Ancora una volta obiettivi raggiunti nel nome di un’innovazione metodologica e digitale, che si è tradotta in attività che sono state sviluppate nell’ottica di una scuola che cambia, ossia che va nella direzione di quanto enucleato nel Piano Nazionale Scuola Digitale(PNSD).

Le attività sviluppate secondo gli abstract sotto riportati, hanno interessato diverse tematiche curriculari e trasversali, introducendo elementi pedagogici che ben si associano con la didattica intesa in senso “tradizionale”.

Non si è trattato di fare il solito progetto con obiettivi, contenuti, metodologie, quanto d’impostare un modo “nuovo” di fare didattica. Di ciò ne sono stati ben consapevoli gli alunni, quasi tutti alla prima esperienza su una piattaforma elearning quale eTwinning, all’interno della quale si coniugano ormai da 12 anni a questa parte innovazione e metodologie nella didattica e per la didattica.

Anche se ancora si fa un pò di fatica a estendere in senso lato questo modo di operare all’interno della scuola, se ne intuisce però l’importanza, poiché il fatto di insegnare non solo conoscenze fine a se stesse bensì legate a competenze “visibili” in un’ottica di condivisione, non può fare altro che allargare gli orizzonti culturali, proiettando docenti ed allievi, verso una scuola aperta al cambiamento.

 

In giro per i confini europei (Francia, Slovenia, Italia)

L’idea progettuale intende fare condividere immagini e dati sulle frontiere geografiche dell’Unione Europea. Gli alunni dovranno produrre sul twinspace mini-esposizioni su una frontiera del loro paese. Bisognerà indicare quali eventi e/o motivazioni hanno reso quel luogo importante e degno di attenzione nel tempo e nella storia dal passato ad oggi, il tutto geolocalizzato con delle foto e una spiegazione attraverso l’utilizzo di software ad hoc.

 

Le journal d’un élève (Tunisia, Italia)

Un projet sur la vie quotidienne des étudiants: ses tendances, ses problèmes, ses aspirations et ses perspectives d’avenir.

 

Giocasma: in our schools it’s already tomorrow (Francia, Italia)

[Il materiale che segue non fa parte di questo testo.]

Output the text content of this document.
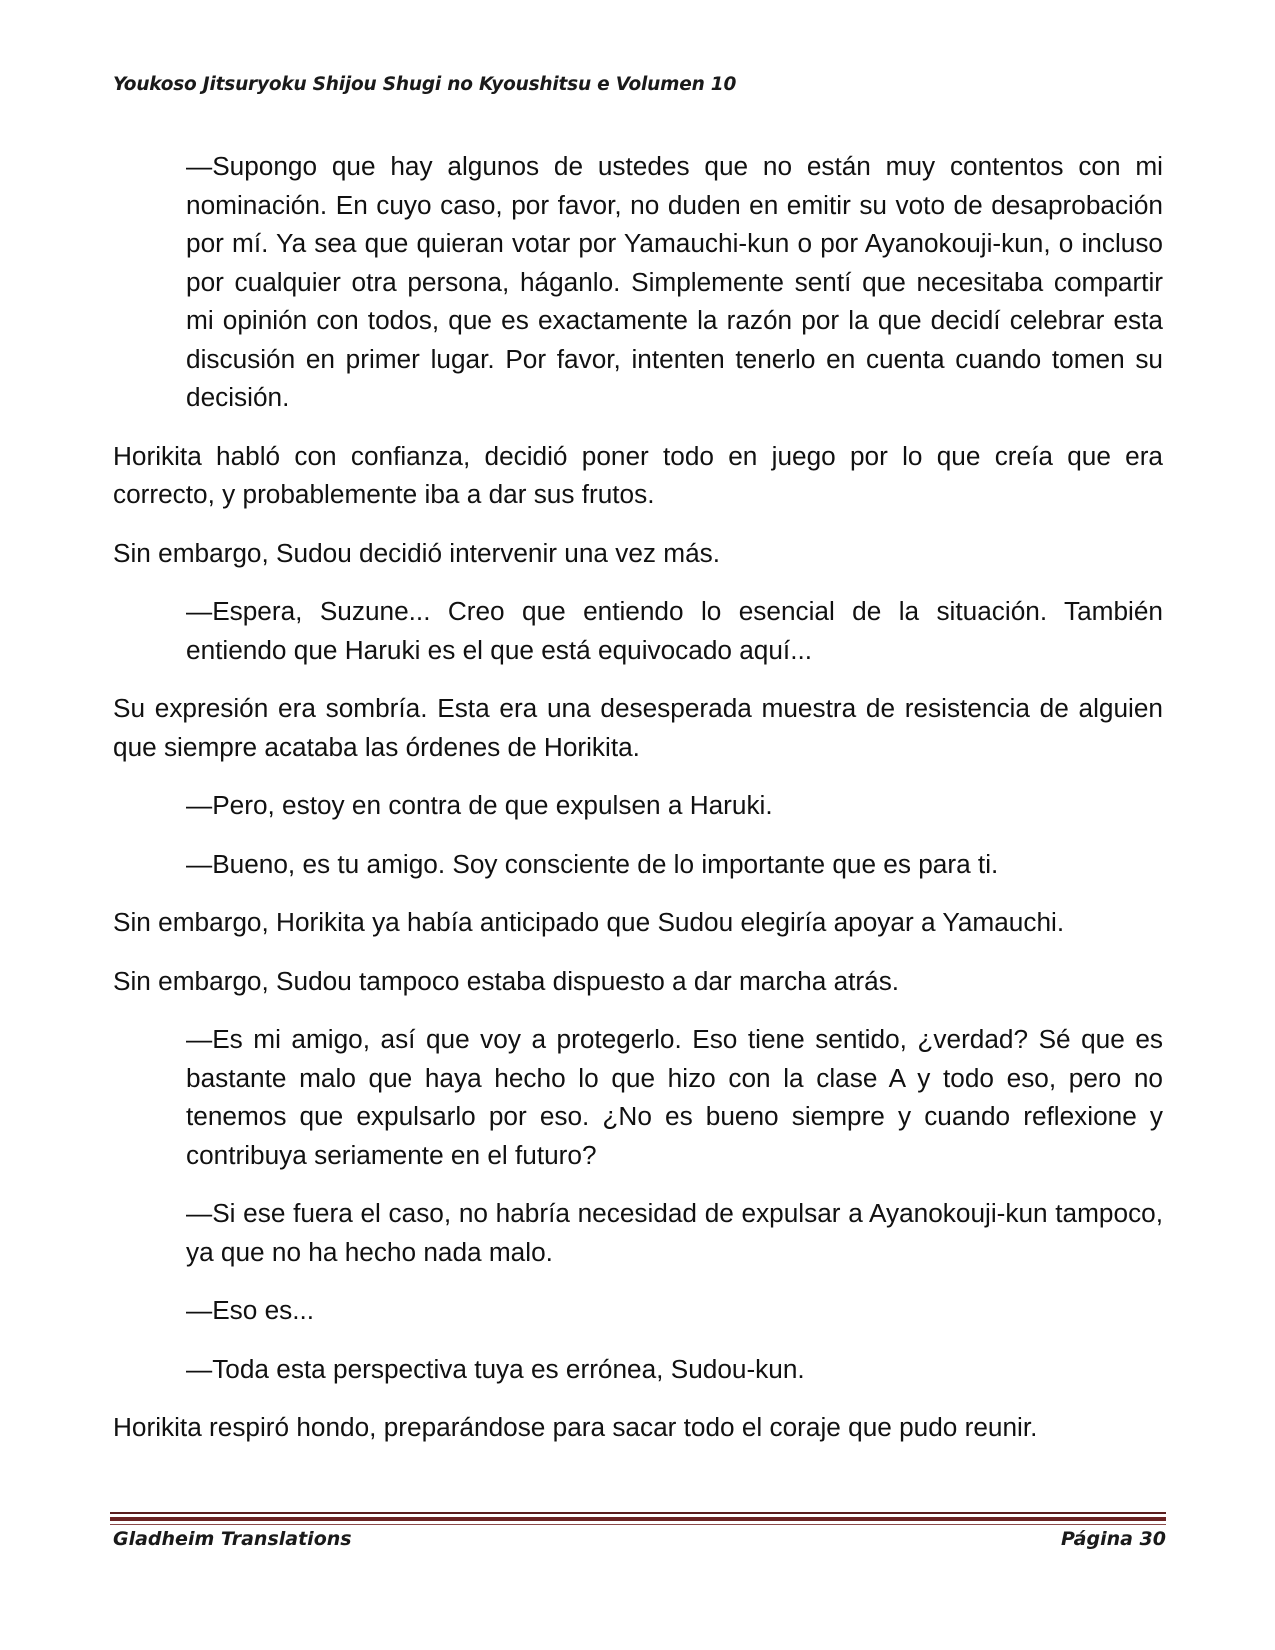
Youkoso Jitsuryoku Shijou Shugi no Kyoushitsu e Volumen 10

—Supongo que hay algunos de ustedes que no están muy contentos con mi nominación. En cuyo caso, por favor, no duden en emitir su voto de desaprobación por mí. Ya sea que quieran votar por Yamauchi-kun o por Ayanokouji-kun, o incluso por cualquier otra persona, háganlo. Simplemente sentí que necesitaba compartir mi opinión con todos, que es exactamente la razón por la que decidí celebrar esta discusión en primer lugar. Por favor, intenten tenerlo en cuenta cuando tomen su decisión.

Horikita habló con confianza, decidió poner todo en juego por lo que creía que era correcto, y probablemente iba a dar sus frutos.

Sin embargo, Sudou decidió intervenir una vez más.

—Espera, Suzune... Creo que entiendo lo esencial de la situación. También entiendo que Haruki es el que está equivocado aquí...

Su expresión era sombría. Esta era una desesperada muestra de resistencia de alguien que siempre acataba las órdenes de Horikita.

—Pero, estoy en contra de que expulsen a Haruki.

—Bueno, es tu amigo. Soy consciente de lo importante que es para ti.

Sin embargo, Horikita ya había anticipado que Sudou elegiría apoyar a Yamauchi.

Sin embargo, Sudou tampoco estaba dispuesto a dar marcha atrás.

—Es mi amigo, así que voy a protegerlo. Eso tiene sentido, ¿verdad? Sé que es bastante malo que haya hecho lo que hizo con la clase A y todo eso, pero no tenemos que expulsarlo por eso. ¿No es bueno siempre y cuando reflexione y contribuya seriamente en el futuro?

—Si ese fuera el caso, no habría necesidad de expulsar a Ayanokouji-kun tampoco, ya que no ha hecho nada malo.

—Eso es...

—Toda esta perspectiva tuya es errónea, Sudou-kun.

Horikita respiró hondo, preparándose para sacar todo el coraje que pudo reunir.

Gladheim Translations	Página 30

Partendo dai cambiamenti che i sistemi scolastici europei hanno vissuto e continuano a vivere, docenti e alunni si interrogheranno ed immagineranno la loro scuola ideale di domani. Si partirà dal reale ed attraverso strumenti innovativi del web 3.0 si definiranno gli scenari – già presenti in Europa – entro cui il mondo scolastico del prossimo futuro si muoverà. I banchi spariranno e la scuola non sarà più un luogo fisico, ma virtuale; oppure si ritornerà a gessetti e lavagne di ardesia. Ce lo diranno i nostri alunni, che proporranno una scuola accogliente, luogo di scambi e di collaborazione propizio a crescere, evolvere e progredire, dove ognuno potrà esprimere le proprie competenze.